Achats de proximité
Consommation

Les bonnes raisons d’acheter et manger local

Notre alimentation a des impacts sur l’environnement. Elle représenterait, selon l’Agence de la transition écologique (anciennement ADEME – Agence de l’Environnement et de la Maîtrise de l’Energie), entre 20 et 50% de notre empreinte environnementale. La demande est croissante, tout comme le gaspillage alimentaire. Le tiers des gaz à effet de serre proviendrait de notre alimentation avec la production, la distribution et la consommation… C’est pourquoi je vous parle dans cet article des bonnes raisons d’acheter et manger local.

C’est pour nous un bonheur de pouvoir récolter, cuisiner et manger ce que l’on fait pousser dans le jardin. Produire sa propre nourriture est vraiment gratifiant. Mais pour ce qui est du reste, j’essaye petit à petit de changer nos habitudes d’achats en privilégiant les commerces de proximité et les fermes proches de chez nous. De nombreux aliments que nous consommons parcourent en effet des milliers de kilomètres avant de finir dans nos assiettes. J’essaye de les limiter s’il n’y a pas d’alternative locale, surtout pour les fruits. Tout comme les légumes, j’en achète très peu au cours de l’année, privilégiant nos récoltes.
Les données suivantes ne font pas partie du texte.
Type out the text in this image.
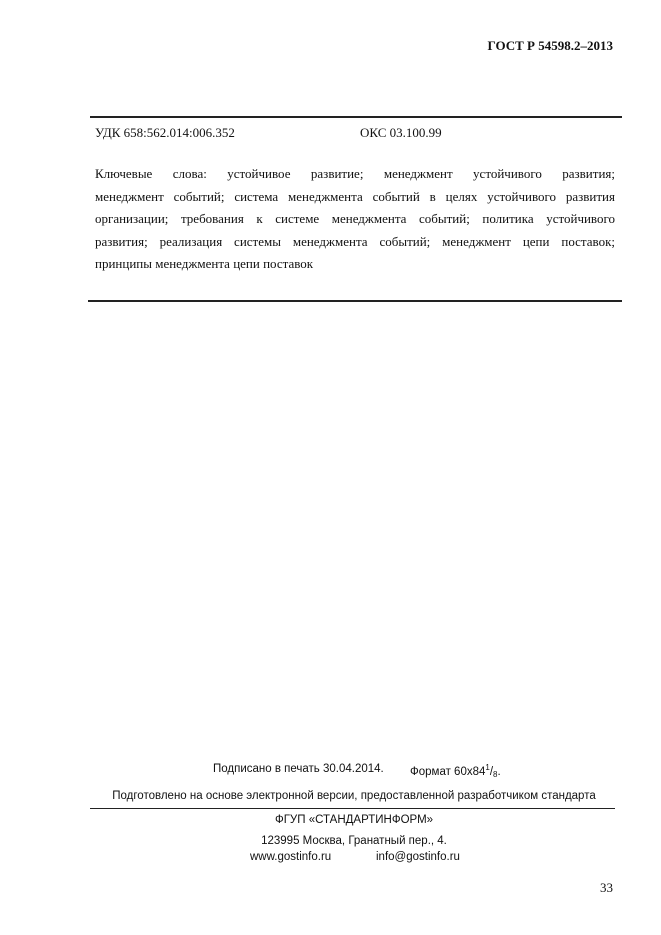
ГОСТ Р 54598.2–2013
УДК 658:562.014:006.352	ОКС 03.100.99
Ключевые слова: устойчивое развитие; менеджмент устойчивого развития;
менеджмент событий; система менеджмента событий в целях устойчивого развития
организации; требования к системе менеджмента событий; политика устойчивого
развития; реализация системы менеджмента событий; менеджмент цепи поставок;
принципы менеджмента цепи поставок
Подписано в печать 30.04.2014. Формат $60x84^1/_8$.
Подготовлено на основе электронной версии, предоставленной разработчиком стандарта
ФГУП «СТАНДАРТИНФОРМ»
123995 Москва, Гранатный пер., 4.
www.gostinfo.ru	info@gostinfo.ru
33
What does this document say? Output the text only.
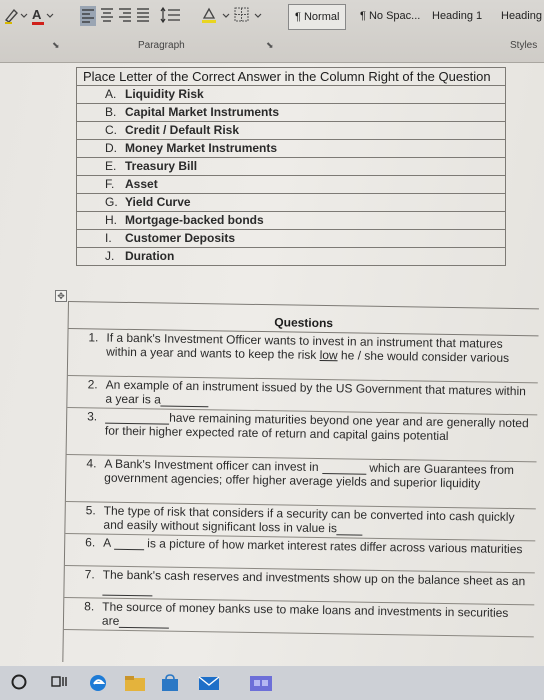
A	¶ Normal	¶ No Spac...	Heading 1	Heading
⬊	Paragraph	⬊	Styles
Place Letter of the Correct Answer in the Column Right of the Question
A. Liquidity Risk
B. Capital Market Instruments
C. Credit / Default Risk
D. Money Market Instruments
E. Treasury Bill
F. Asset
G. Yield Curve
H. Mortgage-backed bonds
I. Customer Deposits
J. Duration
✥
Questions
1. If a bank's Investment Officer wants to invest in an instrument that matures within a year and wants to keep the risk low he / she would consider various
2. An example of an instrument issued by the US Government that matures within a year is a
3.	have remaining maturities beyond one year and are generally noted for their higher expected rate of return and capital gains potential
4. A Bank's Investment officer can invest in	which are Guarantees from government agencies; offer higher average yields and superior liquidity
5. The type of risk that considers if a security can be converted into cash quickly and easily without significant loss in value is
6. A  is a picture of how market interest rates differ across various maturities
7. The bank's cash reserves and investments show up on the balance sheet as an
8. The source of money banks use to make loans and investments in securities are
Je trouve cela très important d’acheter local et de saison et cela pour différentes raisons. 

L’impact environnemental

Acheter et manger local est plus respectueux pour l’environnement car les producteurs se trouvent seulement à quelques kilomètres de chez nous. Il n’y a pas besoin d’acheter des produits ayant parcourus des centaines voire des milliers kilomètres en passant par différents intermédiaires alors qu’on peut les avoir « à notre porte ». Alors que l’on parle de plus en plus des émissions en CO2, il est important d’agir en tant que consommateur d’autant plus que la consommation est l’affaire de tous. Il faut rappeler que l’effet de serre additionnel (celui causé par l’Homme) est principalement dû à l’élevage et l’agriculture intensive.
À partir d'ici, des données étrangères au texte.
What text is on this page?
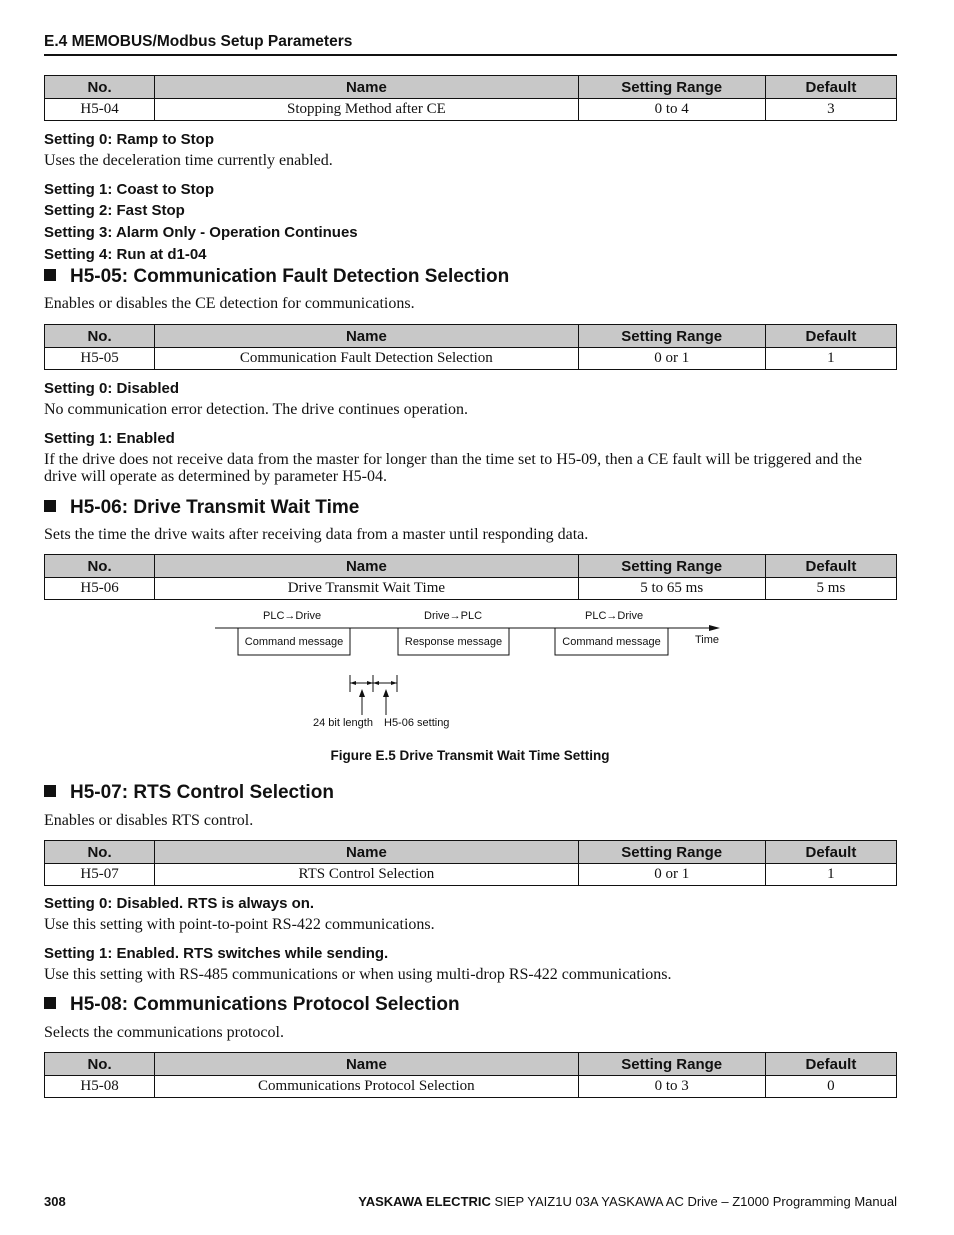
E.4 MEMOBUS/Modbus Setup Parameters
No.	Name	Setting Range	Default
H5-04	Stopping Method after CE	0 to 4	3
Setting 0: Ramp to Stop
Uses the deceleration time currently enabled.
Setting 1: Coast to Stop
Setting 2: Fast Stop
Setting 3: Alarm Only - Operation Continues
Setting 4: Run at d1-04
H5-05: Communication Fault Detection Selection
Enables or disables the CE detection for communications.
No.	Name	Setting Range	Default
H5-05	Communication Fault Detection Selection	0 or 1	1
Setting 0: Disabled
No communication error detection. The drive continues operation.
Setting 1: Enabled
If the drive does not receive data from the master for longer than the time set to H5-09, then a CE fault will be triggered and the drive will operate as determined by parameter H5-04.
H5-06: Drive Transmit Wait Time
Sets the time the drive waits after receiving data from a master until responding data.
No.	Name	Setting Range	Default
H5-06	Drive Transmit Wait Time	5 to 65 ms	5 ms
PLC→Drive	Drive→PLC	PLC→Drive
Command message	Response message	Command message	Time
24 bit length H5-06 setting
Figure E.5 Drive Transmit Wait Time Setting
H5-07: RTS Control Selection
Enables or disables RTS control.
No.	Name	Setting Range	Default
H5-07	RTS Control Selection	0 or 1	1
Setting 0: Disabled. RTS is always on.
Use this setting with point-to-point RS-422 communications.
Setting 1: Enabled. RTS switches while sending.
Use this setting with RS-485 communications or when using multi-drop RS-422 communications.
H5-08: Communications Protocol Selection
Selects the communications protocol.
No.	Name	Setting Range	Default
H5-08	Communications Protocol Selection	0 to 3	0
308	YASKAWA ELECTRIC SIEP YAIZ1U 03A YASKAWA AC Drive – Z1000 Programming Manual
Nous devons nous responsabiliser et utiliser notre pouvoir d’achat pour défendre des valeurs, des idées. Notre porte-monnaie a en effet un certain pouvoir : nous pouvons faire le choix d’acheter mieux. Alors faisons-le, achetons de manière plus responsable ! Consommer, c’est choisir ! Arrêter de surconsommer et gaspiller, fuir les rayons surchargés, l’abondance des produits et le suremballage, favoriser les producteurs locaux et consommer moins de viande… Nous sommes tous des acteurs de la lutte contre le changement climatique. Je pense que l’on peut promouvoir l’écologie par l’économie, par nos choix. Quand on voit les modes de production intensifs pour la viande, le poisson ou certains de nos fruits et légumes ainsi que l’utilisation irraisonnable de nombreux pesticides nocifs, cela  donne matière à réfléchir, non ? 
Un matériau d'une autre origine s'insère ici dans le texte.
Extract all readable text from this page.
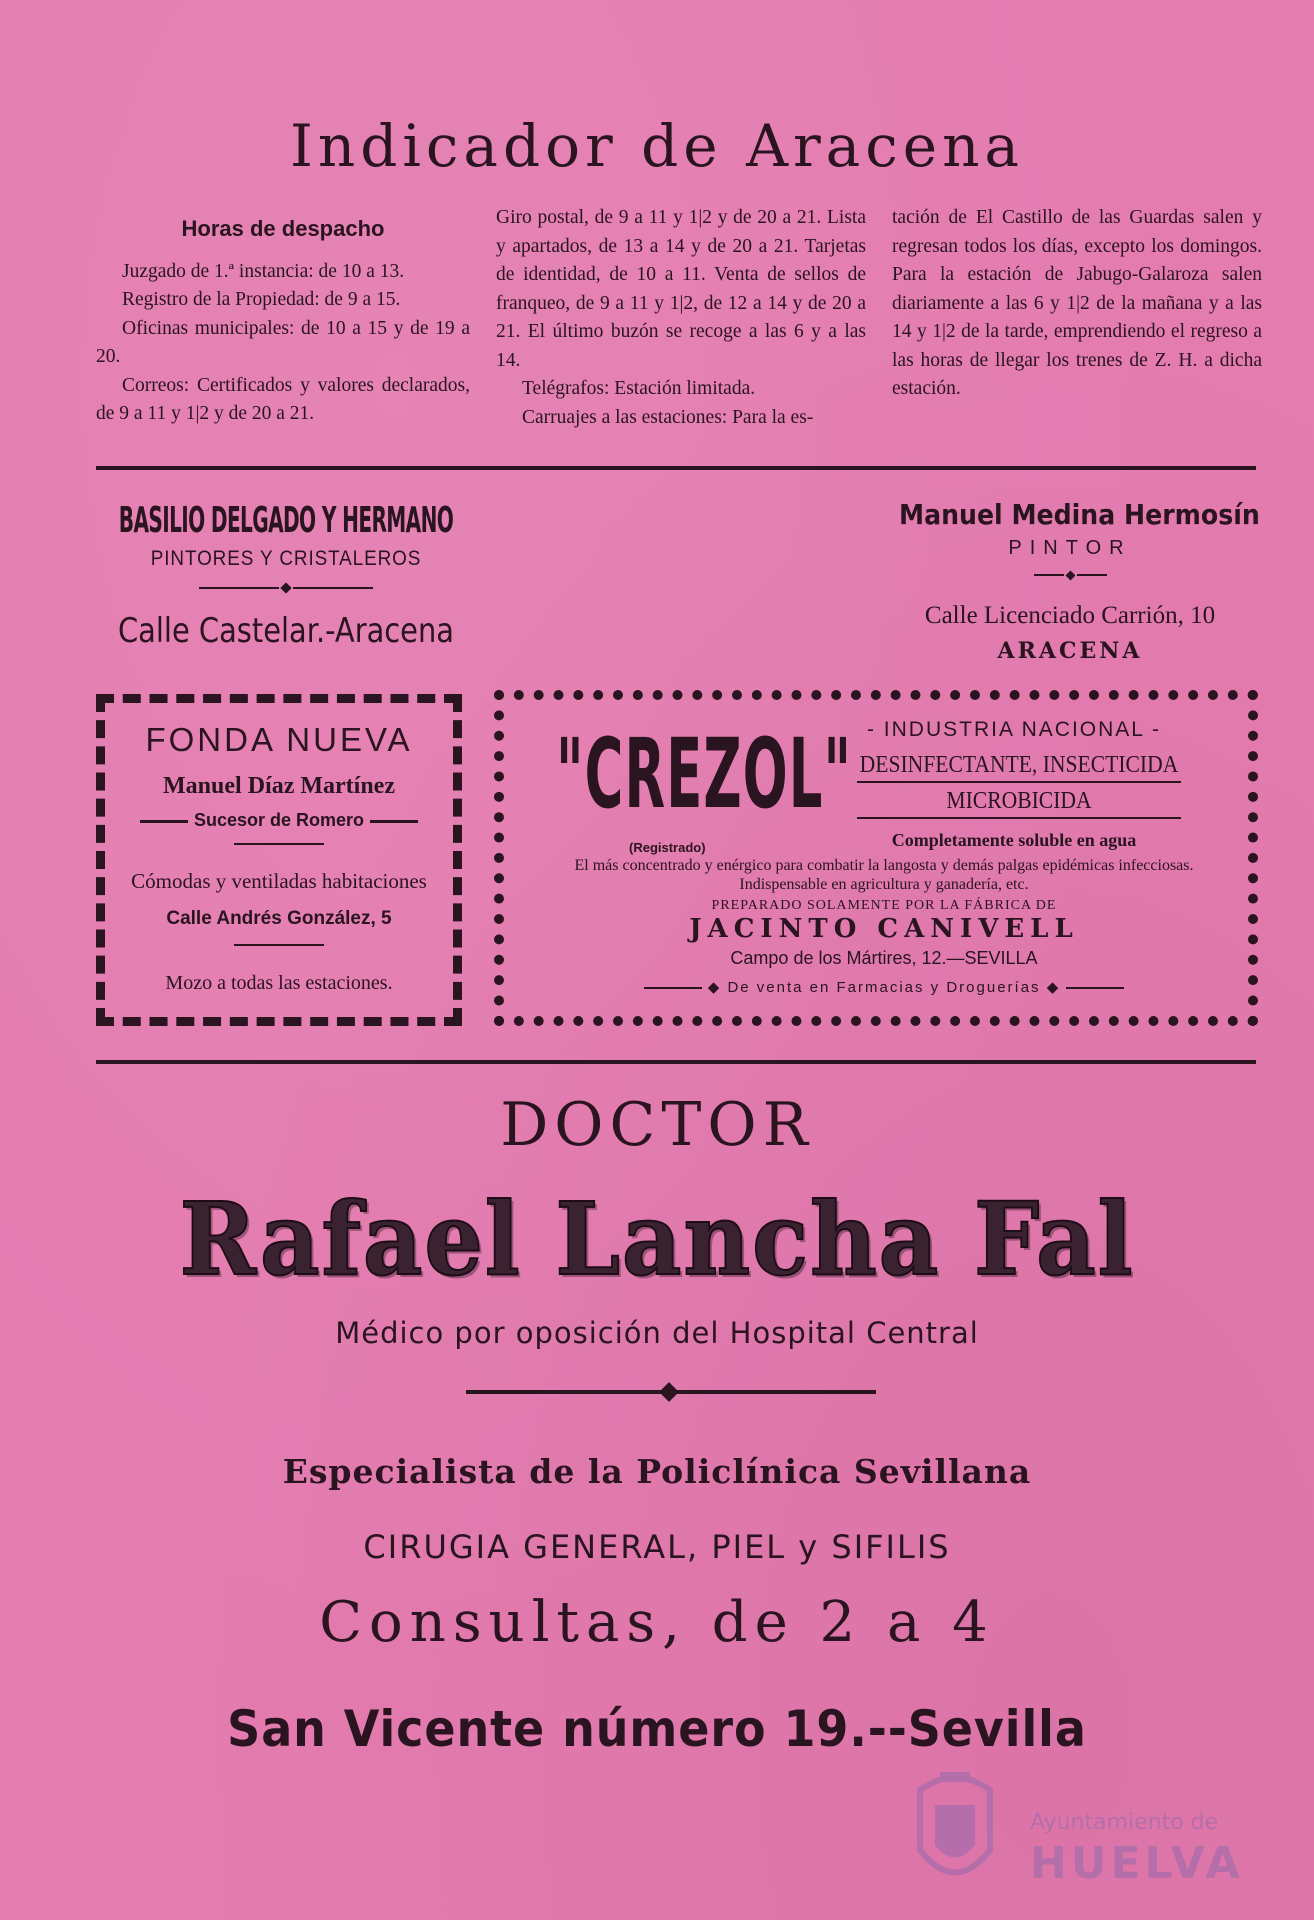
Indicador de Aracena
Horas de despacho

Juzgado de 1.ª instancia: de 10 a 13.

Registro de la Propiedad: de 9 a 15.

Oficinas municipales: de 10 a 15 y de 19 a 20.

Correos: Certificados y valores declarados, de 9 a 11 y 1|2 y de 20 a 21.

Giro postal, de 9 a 11 y 1|2 y de 20 a 21. Lista y apartados, de 13 a 14 y de 20 a 21. Tarjetas de identidad, de 10 a 11. Venta de sellos de franqueo, de 9 a 11 y 1|2, de 12 a 14 y de 20 a 21. El último buzón se recoge a las 6 y a las 14.

Telégrafos: Estación limitada.

Carruajes a las estaciones: Para la es-

tación de El Castillo de las Guardas salen y regresan todos los días, excepto los domingos. Para la estación de Jabugo-Galaroza salen diariamente a las 6 y 1|2 de la mañana y a las 14 y 1|2 de la tarde, emprendiendo el regreso a las horas de llegar los trenes de Z. H. a dicha estación.

BASILIO DELGADO Y HERMANO
PINTORES Y CRISTALEROS
Calle Castelar.-Aracena
Manuel Medina Hermosín
PINTOR
Calle Licenciado Carrión, 10
ARACENA
FONDA NUEVA
Manuel Díaz Martínez
Sucesor de Romero
Cómodas y ventiladas habitaciones
Calle Andrés González, 5
Mozo a todas las estaciones.
"CREZOL"
(Registrado)
- INDUSTRIA NACIONAL -
DESINFECTANTE, INSECTICIDA
MICROBICIDA
Completamente soluble en agua
El más concentrado y enérgico para combatir la langosta y demás palgas epidémicas infecciosas. Indispensable en agricultura y ganadería, etc.
PREPARADO SOLAMENTE POR LA FÁBRICA DE
JACINTO CANIVELL
Campo de los Mártires, 12.—SEVILLA
◆ De venta en Farmacias y Droguerías ◆
DOCTOR
Rafael Lancha Fal
Médico por oposición del Hospital Central
Especialista de la Policlínica Sevillana
CIRUGIA GENERAL, PIEL y SIFILIS
Consultas, de 2 a 4
San Vicente número 19.--Sevilla
Ayuntamiento de
HUELVA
Et comme on réduit le transport, autant le faire à fond. J’aime faire ces achats à pied ou en vélo, lorsque c’est possible. Cela me permet de prendre l’air après une journée de travail ou le samedi matin et profiter du soleil et du paysage avec une petite balade. C’est aussi parfois une raison de bouger un peu de chez soi lorsqu’il fait moins beau et que l’on a tendance à rester enfermé.

La fraicheur des produits

En plus d’être une bonne idée sur un plan écologique, ça l’est aussi sur le plan gustatif. La chaîne étant beaucoup plus courte, les produits sont plus frais et sont de bonne qualité. Il n’est pas rare que le produit acheté soit cueilli / préparé le matin même de notre achat.

Les producteurs peuvent aussi se permettent de proposer leurs légumes dits « moches » car légèrement tâchés, un peu trop gros, un peu trop petits ou difformes. Ils sont tout aussi bons mais légèrement différents et ne répondent donc pas aux normes de la grande distribution… La faute à qui ? Nous, consommateurs. Souhaitant toujours acheter le produit à l’aspect parfait et laissant les autres fruits et légumes sur les bras des producteurs. De belles initiatives en leur faveur se développent, heureusement, pour limiter ce gaspillage alimentaire. A l’avenir, réfléchissons aux critères esthétiques et ne boudons pas les imperfections de la nature !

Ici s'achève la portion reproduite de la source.